December 07, 2004
New neuro-navigation system could save lives
(PRONOUNCER: Ajay Mahajan is "ah-JAY mah-HAH-jun)
CARBONDALE, Ill. - - A GPS-like system being developed at Southern Illinois University Carbondale could help surgeons navigate through the brain to find and remove everything from tumors to bullet fragments easily, cheaply and with hardly any "cutting" at all.
"This is a project I believe could save lives," said SIUC mechanical engineer Ajay Mahajan of an ultrasonic-based locational system devised in partnership with former Carbondale neurosurgeon Sumeer Lal.
Neuro-navigation is nothing new. More than a decade ago, surgeons began harnessing computers to cameras to create high-tech guides that could help them "see" what they were doing in the brain. Such precision allows them to make smaller incisions and remove only what needs to go, cutting the risk of complications and speeding healing.
But these vision-based systems are pricey and hard to maintain. The cameras take up a lot of space, and if someone moves into their sightlines or worse, bumps them, they can lose track of where they are or shut down altogether. "When they stop working, calibrating them again is very difficult," Mahajan said.
"It only takes about five to 10 minutes, but you have the patient's head open at that point.
Everything is covered in surgical drapes, so the fiducials (small markers, attached to the patient's head, that serve as pre-operative calibration aids) are no longer accessible."
Mahajan's system, adapted from one he developed some years ago at Tulane University to track robots, gets rid of the cameras. It replaces them with a head restraint from which ultrasonic sensors branch off like tree limbs and adds a couple of sensors to the surgeon's probe. The two sensors on the probe act as transmitters while those on the head restraint serve as receivers, allowing the equipment to map the probe's movement through the brain in three dimensions.
"This is very much like a GPS system, except it's indoors, and instead of satellites, we have ultrasonic receivers," Mahajan said.

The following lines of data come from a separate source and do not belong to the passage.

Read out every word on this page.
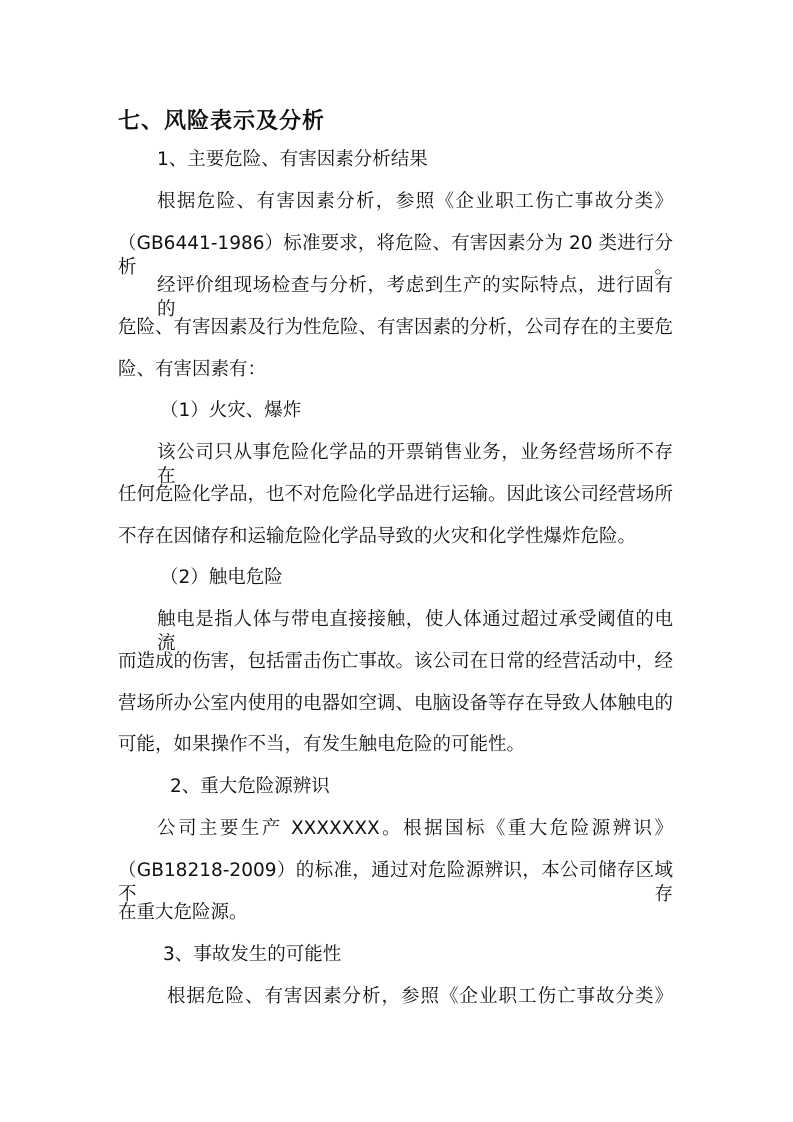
七、风险表示及分析
1、主要危险、有害因素分析结果
根据危险、有害因素分析，参照《企业职工伤亡事故分类》
（GB6441-1986）标准要求，将危险、有害因素分为 20 类进行分析。
经评价组现场检查与分析，考虑到生产的实际特点，进行固有的
危险、有害因素及行为性危险、有害因素的分析，公司存在的主要危
险、有害因素有：
（1）火灾、爆炸
该公司只从事危险化学品的开票销售业务，业务经营场所不存在
任何危险化学品，也不对危险化学品进行运输。因此该公司经营场所
不存在因储存和运输危险化学品导致的火灾和化学性爆炸危险。
（2）触电危险
触电是指人体与带电直接接触，使人体通过超过承受阈值的电流
而造成的伤害，包括雷击伤亡事故。该公司在日常的经营活动中，经
营场所办公室内使用的电器如空调、电脑设备等存在导致人体触电的
可能，如果操作不当，有发生触电危险的可能性。
2、重大危险源辨识
公司主要生产 XXXXXXX。根据国标《重大危险源辨识》
（GB18218-2009）的标准，通过对危险源辨识，本公司储存区域不存
在重大危险源。
3、事故发生的可能性
根据危险、有害因素分析，参照《企业职工伤亡事故分类》
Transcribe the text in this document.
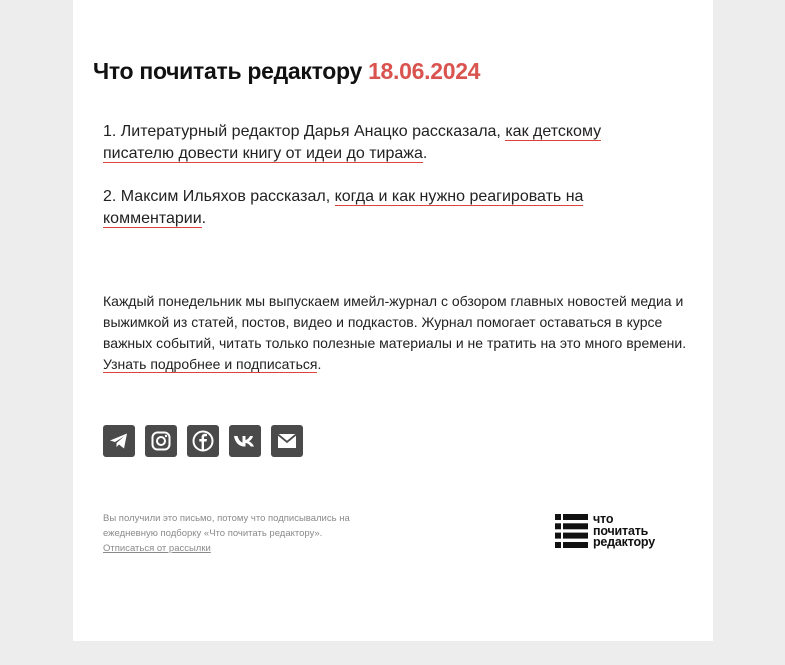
Что почитать редактору 18.06.2024

1. Литературный редактор Дарья Анацко рассказала, как детскому писателю довести книгу от идеи до тиража.

2. Максим Ильяхов рассказал, когда и как нужно реагировать на комментарии.

Каждый понедельник мы выпускаем имейл-журнал с обзором главных новостей медиа и выжимкой из статей, постов, видео и подкастов. Журнал помогает оставаться в курсе важных событий, читать только полезные материалы и не тратить на это много времени. Узнать подробнее и подписаться.

Вы получили это письмо, потому что подписывались на ежедневную подборку «Что почитать редактору».
Отписаться от рассылки

что
почитать
редактору
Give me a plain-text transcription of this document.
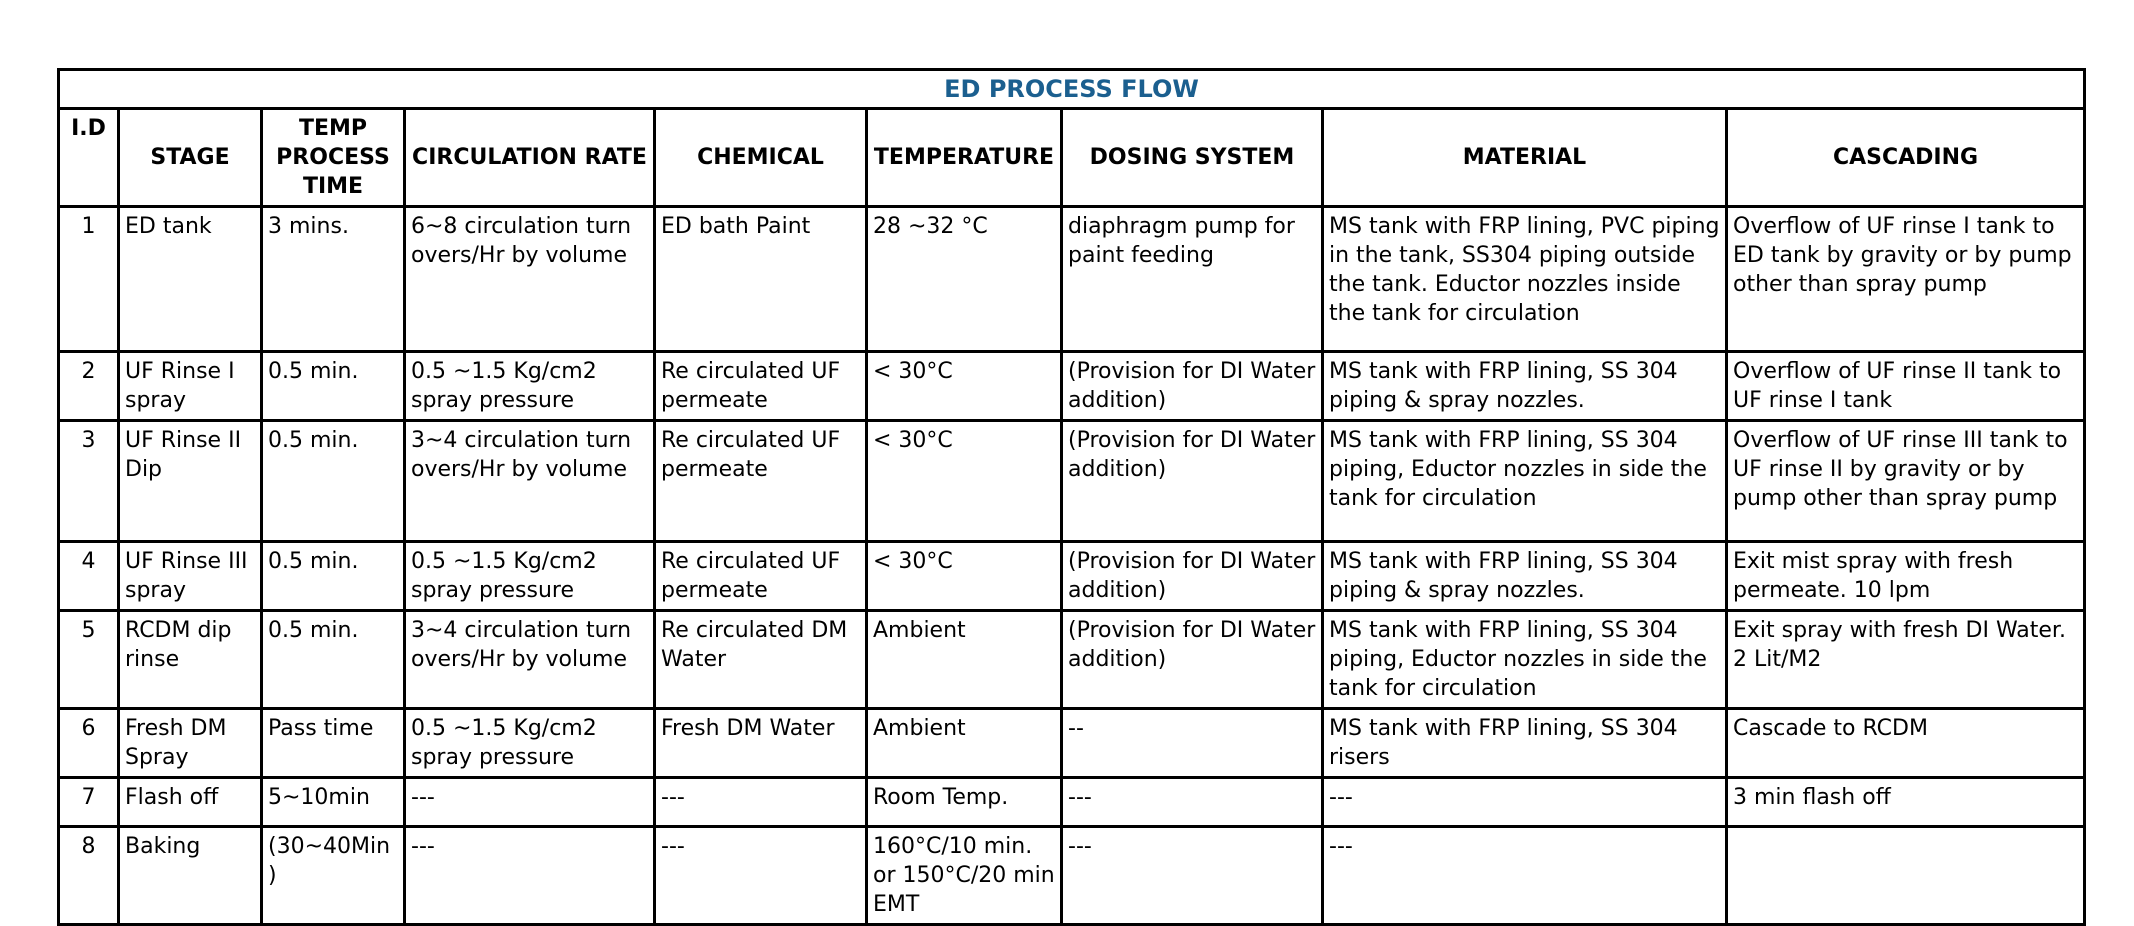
ED PROCESS FLOW								
I.D	STAGE	TEMP PROCESS TIME	CIRCULATION RATE	CHEMICAL	TEMPERATURE	DOSING SYSTEM	MATERIAL	CASCADING
1	ED tank	3 mins.	6~8 circulation turn overs/Hr by volume	ED bath Paint	28 ~32 °C	diaphragm pump for paint feeding	MS tank with FRP lining, PVC piping in the tank, SS304 piping outside the tank. Eductor nozzles inside the tank for circulation	Overflow of UF rinse I tank to ED tank by gravity or by pump other than spray pump
2	UF Rinse I spray	0.5 min.	0.5 ~1.5 Kg/cm2 spray pressure	Re circulated UF permeate	< 30°C	(Provision for DI Water addition)	MS tank with FRP lining, SS 304 piping & spray nozzles.	Overflow of UF rinse II tank to UF rinse I tank
3	UF Rinse II Dip	0.5 min.	3~4 circulation turn overs/Hr by volume	Re circulated UF permeate	< 30°C	(Provision for DI Water addition)	MS tank with FRP lining, SS 304 piping, Eductor nozzles in side the tank for circulation	Overflow of UF rinse III tank to UF rinse II by gravity or by pump other than spray pump
4	UF Rinse III spray	0.5 min.	0.5 ~1.5 Kg/cm2 spray pressure	Re circulated UF permeate	< 30°C	(Provision for DI Water addition)	MS tank with FRP lining, SS 304 piping & spray nozzles.	Exit mist spray with fresh permeate. 10 lpm
5	RCDM dip rinse	0.5 min.	3~4 circulation turn overs/Hr by volume	Re circulated DM Water	Ambient	(Provision for DI Water addition)	MS tank with FRP lining, SS 304 piping, Eductor nozzles in side the tank for circulation	Exit spray with fresh DI Water. 2 Lit/M2
6	Fresh DM Spray	Pass time	0.5 ~1.5 Kg/cm2 spray pressure	Fresh DM Water	Ambient	--	MS tank with FRP lining, SS 304 risers	Cascade to RCDM
7	Flash off	5~10min	---	---	Room Temp.	---	---	3 min flash off
8	Baking	(30~40Min )	---	---	160°C/10 min. or 150°C/20 min EMT	---	---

Because the receivers that replace the cameras take up so much less space, sightline problems don't occur. And because they remain in place - - not on the patient's head but close by - - recalibration in a sterile environment is a snap.
The new system is every bit as accurate as the old - - within one to two millimeters - - "and every day, we are making progress in making it even more accurate," Mahajan said.

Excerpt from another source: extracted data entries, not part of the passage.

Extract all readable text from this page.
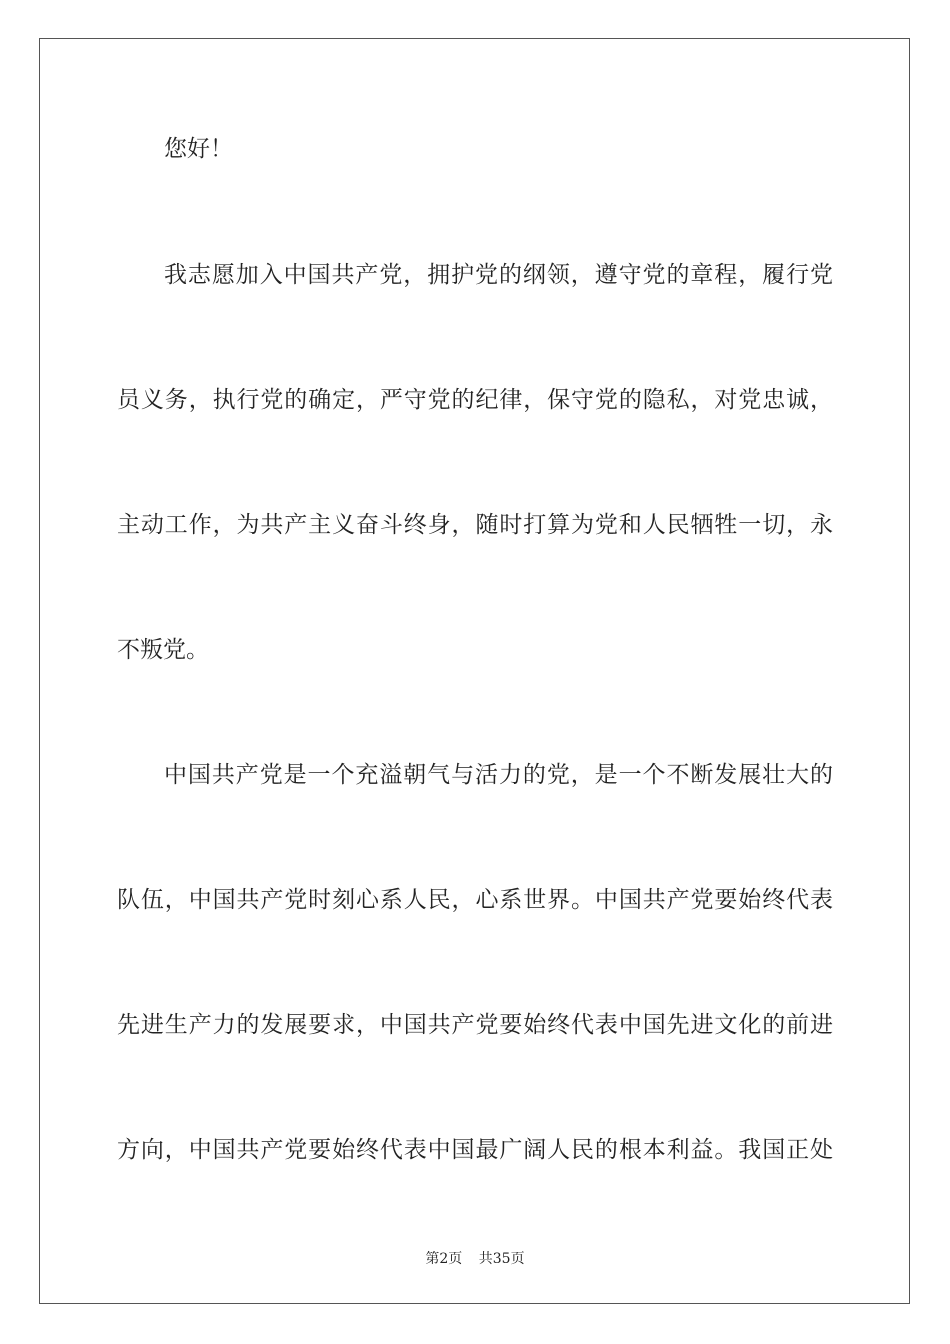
您好！
我志愿加入中国共产党，拥护党的纲领，遵守党的章程，履行党
员义务，执行党的确定，严守党的纪律，保守党的隐私，对党忠诚，
主动工作，为共产主义奋斗终身，随时打算为党和人民牺牲一切，永
不叛党。
中国共产党是一个充溢朝气与活力的党，是一个不断发展壮大的
队伍，中国共产党时刻心系人民，心系世界。中国共产党要始终代表
先进生产力的发展要求，中国共产党要始终代表中国先进文化的前进
方向，中国共产党要始终代表中国最广阔人民的根本利益。我国正处
第2页 共35页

"We are hoping to go sub-millimeter, which would make this even more attractive to neurosurgeons."
Then there's the price. Hospitals can pay as much as $500,000-$750,000 for standard image-guided neurosurgery equipment; Mahajan estimates the cost of this system to be significantly less - - perhaps in the neighborhood of $50,000-$75,000 after adding in the costs of the patent, development, hardware, overhead and so forth.
The technology could move beyond the brain, Mahajan believes. "A urologist in Springfield thinks he can use this in taking out stones from the kidneys," he said. "It's the same kind of problem. You want to make a small, precise incision, and you need to keep track of your instruments. It could be used in spinal surgery as well."

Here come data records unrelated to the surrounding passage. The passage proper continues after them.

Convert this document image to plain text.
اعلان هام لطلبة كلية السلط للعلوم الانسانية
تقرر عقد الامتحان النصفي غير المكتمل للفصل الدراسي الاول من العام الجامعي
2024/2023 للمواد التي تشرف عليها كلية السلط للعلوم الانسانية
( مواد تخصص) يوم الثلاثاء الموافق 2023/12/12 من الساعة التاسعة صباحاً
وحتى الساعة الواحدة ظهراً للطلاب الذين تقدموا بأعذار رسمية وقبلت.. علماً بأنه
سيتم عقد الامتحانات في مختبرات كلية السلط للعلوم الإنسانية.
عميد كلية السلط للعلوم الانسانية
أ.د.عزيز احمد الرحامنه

While Mahajan received a provisional patent on the process last year, it will take some time before the system shows up in operating rooms.
"This project is still in its infancy - - we don't even have a prototype yet," he said.
"But there has been a considerable amount of interest, and as the word has gotten out, we are having companies call us about it. A big company would have the resources to develop and package it. We've shown it has a definite application; we'll let somebody else take it from there."
Leading in research, creative and scholarly activities is among the goals of Southern at 150: Building Excellence Through Commitment, the blueprint for the development of the University by the time it celebrates its 150th anniversary in 2019.
(CAPTION: Brainpower - - Ajay Mahajan, a mechanical engineer from Southern Illinois University Carbondale, demonstrates an ultrasonic-based locational system that could pave the way for the development of a better brain surgery tool. Like GPS systems, Mahjan's device triangulates data from transmitters and receivers to show movement in three dimensions. Manufacturers could incorporate this technology to produce equipment that would be smaller, cheaper and easier to work with than the camera-based neurosurgery instruments currently used.)